Neither side made any changes to their playing personnel during the interval and Sunderland kicked the second half off. A minute in, Sunderland's Dennis Cirkin was shown a yellow card for a foul but the resulting free kick was cleared. Wycombe Wanderers dominated the early stages of the half before Ross Stewart's 52nd minute header from a Pritchard cross passed just wide of the goalpost. In the 56th minute, Wycombe Wanderers made their first substitution of the match with Daryl Horgan being replaced by Lewis Wing. Three minutes later, a mistake from Sunderland's Bailey Wright allowed Vokes to shoot but his attempt was saved by Patterson. Sunderland made their first substitution in the 61st minute when Embleton was replaced by Jack Clarke. Four minutes after that, Wycombe Wanderers' Jordan Obita was substituted for Brandon Hanlan. Midway through the second half, Sunderland's Robert was tackled in the penalty area by Jacobsen and Anthony Stewart but no penalty was awarded. With fourteen minutes of the match remaining, Wycombe Wanderers made their final substitution with Adebayo Akinfenwa coming on in place of Dominic Gape. In the 78th minute, Hanlon's weak shot was saved before Sunderland doubled their lead through Ross Stewart. Pritchard passed him the ball outside the Wycombe penalty area, before Ross Stewart moved to his right and scoring with a low shot. Two minutes later, Pritchard was replaced for Sunderland by Callum Doyle. Ross Stewart then took the ball past Tafazolli but his shot was wide of the Wycombe Wanderers' goal. Roberts then shot wide for Sunderland before Patterson saved a strike from Anthony Stewart. With two minutes of the regular time remaining, Ross Stewart was taken off by Sunderland and replaced by Nathan Broadhead.
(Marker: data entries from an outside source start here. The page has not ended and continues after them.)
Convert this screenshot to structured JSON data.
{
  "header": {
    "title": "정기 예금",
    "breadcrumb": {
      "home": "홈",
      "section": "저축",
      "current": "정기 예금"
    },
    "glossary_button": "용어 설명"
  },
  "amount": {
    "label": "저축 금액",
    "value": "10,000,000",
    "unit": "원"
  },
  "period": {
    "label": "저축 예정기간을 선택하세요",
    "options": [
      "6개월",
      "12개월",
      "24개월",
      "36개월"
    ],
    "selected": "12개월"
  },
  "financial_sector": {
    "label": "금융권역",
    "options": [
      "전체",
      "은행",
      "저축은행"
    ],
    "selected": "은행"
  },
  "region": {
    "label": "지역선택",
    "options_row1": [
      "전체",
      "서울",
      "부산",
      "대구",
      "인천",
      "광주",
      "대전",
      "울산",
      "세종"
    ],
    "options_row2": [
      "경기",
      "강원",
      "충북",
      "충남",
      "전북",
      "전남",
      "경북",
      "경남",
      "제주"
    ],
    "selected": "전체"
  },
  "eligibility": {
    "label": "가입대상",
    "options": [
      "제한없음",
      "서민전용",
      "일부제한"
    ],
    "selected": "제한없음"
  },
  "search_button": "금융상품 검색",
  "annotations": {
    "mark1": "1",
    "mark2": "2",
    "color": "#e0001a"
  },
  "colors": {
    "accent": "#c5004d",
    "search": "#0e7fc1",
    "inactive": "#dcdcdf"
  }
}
Five minutes of stoppage time were indicated by the fourth official, but there was no change to the score and Sunderland won the match 2–0.

===Details===
21 May 2022
Wycombe Wanderers 0-2 Sunderland
  Sunderland: Embleton 12', Stewart 79'

| GK | 13 | ENG David Stockdale |
| RB | 26 | ENG Jason McCarthy |
| CB | 5 | ENG Anthony Stewart |
| CB | 6 | ENG Ryan Tafazolli |
| LB | 3 | WAL Joe Jacobson (c) |
| CM | 28 | ENG Josh Scowen |
| CM | 17 | IRL Daryl Horgan | | |
| RW | 12 | JAM Garath McCleary |
| AM | 4 | ENG Dominic Gape | | |
| LW | 23 | ENG Jordan Obita | | |
| CF | 9 | WAL Sam Vokes |
Substitutes:
| MF | 11 | ENG Lewis Wing | | |
| FW | 18 | ENG Brandon Hanlan | | |
| FW | 20 | ENG Adebayo Akinfenwa | | |
Head Coach:
ENG Gareth Ainsworth
| GK | 20 | ENG Anthony Patterson |
| RB | 11 | USA Lynden Gooch |
| CB | 26 | AUS Bailey Wright |
| CB | 5 | ENG Danny Batth |
| LB | 17 | ENG Dennis Cirkin | |
| CM | 4 | NIR Corry Evans (c) |
| CM | 13 | ENG Luke O'Nien |
| RW | 77 | ENG Patrick Roberts |
| AM | 21 | ENG Alex Pritchard | | |
| LW | 8 | ENG Elliot Embleton | | |
| CF | 14 | SCO Ross Stewart | | |
Substitutes:
| MF | 25 | ENG Jack Clarke | | |
| DF | 6 | ENG Callum Doyle | | |
| FW | 9 | WAL Nathan Broadhead | | |
Head Coach:
SCO Alex Neil

Statistics
|  | Wycombe Wanderers | Sunderland |
|---|---|---|
| Possession | 50% | 50% |
| Goals scored | 0 | 2 |
| Shots on target | 3 | 5 |
| Shots off target | 3 | 8 |
| Fouls committed | 8 | 9 |
| Corner kicks | 1 | 4 |
| Yellow cards | 0 | 2 |
| Red cards | 0 | 0 |

==Reaction==
Sunderland's head coach Neil said that he believed his side deserved the victory: "Wycombe have done great this season but we came into the game knowing a lot of people had heavily backed us and made us favourites. As I said before the game, that’s normal for us. This club shouldn't be where it is and this is the first step towards us getting back to where we want to be." Ainsworth was gracious in defeat and conceded that his side was second-best: "The better team won today. I can't stand here and pretend we were better than Sunderland but I thought at 1–0 there was a few nerves from them and we had a couple of good chances, but they’ve got some good players. Congratulations Sunderland, you deserve to be in the Championship next season." Sunderland's Pritchard was named as man of the match.